Fenomena Sumbang-Menyumbang “Muyi” pada Hajatan Melahirkan di Desa Sitiadi Kecamatan Puring Kabupaten Kebumen


aa

PENDAHULUAN

Masyarakat desa merupakan masyarakat yang memiliki hubungan sosial yang sangat dekat diantara anggota masyarakatnya. Hal ini dapat dilihat dengan di junjung tingginya rasa kekeluargaan, gotong-royong, rasa tolong-menolong, dan nilai kerukunan sesama anggota masyarakatnya. Perasaan yang muncul tersebut mengakibatkan adanya rasa solidaritas yang kuat diantara anggota masyarakat, sehingga mereka saling peduli antara satu sama lain dalam berbagai kegiatan atau peristiwa. Masyarakat desa juga tidak luput dengan tradisi atau ritual-ritual yang masih dijalankan. Ritual-ritual ini dijalankan pada upacara daur hidup yaitu kelahiran, pernikahan, dan kematian.
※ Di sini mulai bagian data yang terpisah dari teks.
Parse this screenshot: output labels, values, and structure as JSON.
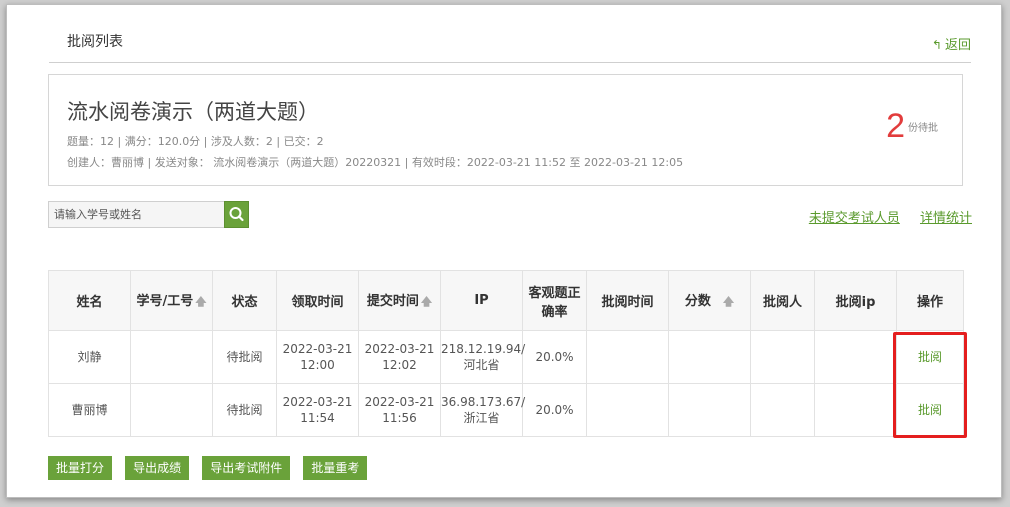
{
  "header": {
    "title": "批阅列表",
    "back_label": "返回"
  },
  "summary": {
    "exam_title": "流水阅卷演示（两道大题）",
    "meta_line1": "题量：12 |  满分：120.0分 |  涉及人数：2 | 已交：2",
    "meta_line2": "创建人：曹丽博 | 发送对象： 流水阅卷演示（两道大题）20220321  |  有效时段：2022-03-21 11:52 至 2022-03-21 12:05",
    "pending_count": "2",
    "pending_label": "份待批"
  },
  "search": {
    "placeholder": "请输入学号或姓名"
  },
  "links": {
    "unsubmitted": "未提交考试人员",
    "details": "详情统计"
  },
  "table": {
    "headers": [
      "姓名",
      "学号/工号",
      "状态",
      "领取时间",
      "提交时间",
      "IP",
      "客观题正确率",
      "批阅时间",
      "分数",
      "批阅人",
      "批阅ip",
      "操作"
    ],
    "rows": [
      {
        "name": "刘静",
        "student_id": "",
        "status": "待批阅",
        "receive_date": "2022-03-21",
        "receive_time": "12:00",
        "submit_date": "2022-03-21",
        "submit_time": "12:02",
        "ip": "218.12.19.94/",
        "ip_region": "河北省",
        "objective_rate": "20.0%",
        "review_time": "",
        "score": "",
        "reviewer": "",
        "review_ip": "",
        "action": "批阅"
      },
      {
        "name": "曹丽博",
        "student_id": "",
        "status": "待批阅",
        "receive_date": "2022-03-21",
        "receive_time": "11:54",
        "submit_date": "2022-03-21",
        "submit_time": "11:56",
        "ip": "36.98.173.67/",
        "ip_region": "浙江省",
        "objective_rate": "20.0%",
        "review_time": "",
        "score": "",
        "reviewer": "",
        "review_ip": "",
        "action": "批阅"
      }
    ]
  },
  "buttons": {
    "batch_score": "批量打分",
    "export_scores": "导出成绩",
    "export_attachments": "导出考试附件",
    "batch_retake": "批量重考"
  },
  "colors": {
    "accent": "#6aa23a",
    "link": "#5a9a2d",
    "pending": "#d03030",
    "highlight": "#e41e1e",
    "pending_count": "#e23c3c"
  },
  "icons": {
    "back": "back-arrow-icon",
    "search": "search-icon",
    "sort": "sort-up-arrow-icon"
  }
}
           Setiap daerah memiliki cara dan tradisi tersendiri dalam melaksanakan upacara daur hidup. Seperti halnya di masyarakat Toraja yang memiliki ritual kematian yang berbeda dengan daerah lainnya. Jika salah satu anggota keluarga meninggal dunia, keluarga di masyarakat Toraja akan mengadakan ritual besar dengan menyembelih kerbau yang jumlahnya ratusan. Lain halnya dengan masyarakat Jawa khususnya di pedesaan yang masih sangat kental dengan tradisi. Upacara daur hidup yang dirayakan baik secara besar-besaran maupun sederhana yaitu pada saat pernikahan atau pada acara kelahiran.
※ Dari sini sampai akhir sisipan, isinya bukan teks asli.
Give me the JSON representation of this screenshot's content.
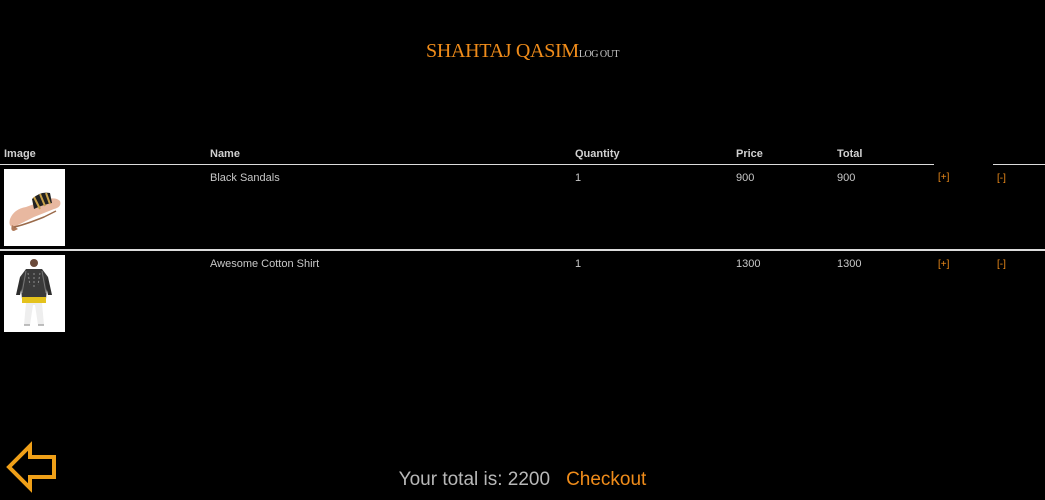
{
  "header": {
    "user_name": "SHAHTAJ QASIM",
    "logout_label": "LOG OUT"
  },
  "table": {
    "columns": {
      "image": "Image",
      "name": "Name",
      "quantity": "Quantity",
      "price": "Price",
      "total": "Total"
    },
    "rows": [
      {
        "image_icon": "sandal-thumbnail",
        "name": "Black Sandals",
        "quantity": "1",
        "price": "900",
        "total": "900",
        "increase_label": "[+]",
        "decrease_label": "[-]"
      },
      {
        "image_icon": "shirt-thumbnail",
        "name": "Awesome Cotton Shirt",
        "quantity": "1",
        "price": "1300",
        "total": "1300",
        "increase_label": "[+]",
        "decrease_label": "[-]"
      }
    ]
  },
  "footer": {
    "total_text": "Your total is: 2200",
    "checkout_label": "Checkout"
  },
  "colors": {
    "background": "#000000",
    "accent": "#f08c1a",
    "text": "#cfcfcf"
  },
  "icons": {
    "back": "arrow-left-icon"
  }
}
Keadaan demikian juga terjadi pada masyarakat Jawa di Desa Sitiadi. Pada acara-acara daur hidup tersebut masyarakat Desa Sitiadi akan bergotong-royong untuk saling membantu orang yang mempunyai acara tersebut. Bantuan yang diberikan tidak hanya berupa finansial (uang), akan tetapi bisa berupa barang dan juga jasa, yaitu memberikan tenaganya untuk memasak atau mengantarkan makanan ke tetangga lain sebelum, proses, dan sesudah upacara daur hidup berlangsung. Dari bantuan yang diberikan pada kegiatan daur hidup tersebut menimbulkan kewajiban sosial yang harus dilakukan oleh seseorang yang menerima bantuan yaitu mengembalikan bantuan tersebut baik barang, uang, maupun jasa. Bantuan ini biasa disebut dengan nyumbang. Jika seseorang tidak melakukannya maka dia akan mendapatkan sanksi sosial dari masyarakat sekitar.

PEMBAHASAN

Salah satu kegiatan daur hidup pada masyarakat Desa Sitiadi adalah pada saat seseorang melahirkan. Keluarga dari orang yang baru melahirkan akan mengadakan hajatan seperti pada saat menikahkan anaknya. Hajatan tersebut bisa besar namun juga bisa kecil bergantung pada kemampuan atau latar belakang keluarga tersebut. Hajatan diselenggarakan pada hari ke tujuh setelah bayi dilahirkan. Acara dalam hajatan tersebut berupa aqiqahan yang meliputi selametan yang disertai dengan pemberian nama bayi, menyembelih kambing yang mana untuk bayi laki-laki jumlahnya 2 ekor dan untuk bayi perempuan jumlahnya satu ekor, kenduri, serta kegiatan memotong rambut bayi untuk pertama kalinya. Dalam hal ini pada acara hajatan melahirkan terdapat perpaduan antara tradisi Jawa (selametan dan pemotongan rambut) dengan kegiatan berdasarkan syariat Islam (aqiqah).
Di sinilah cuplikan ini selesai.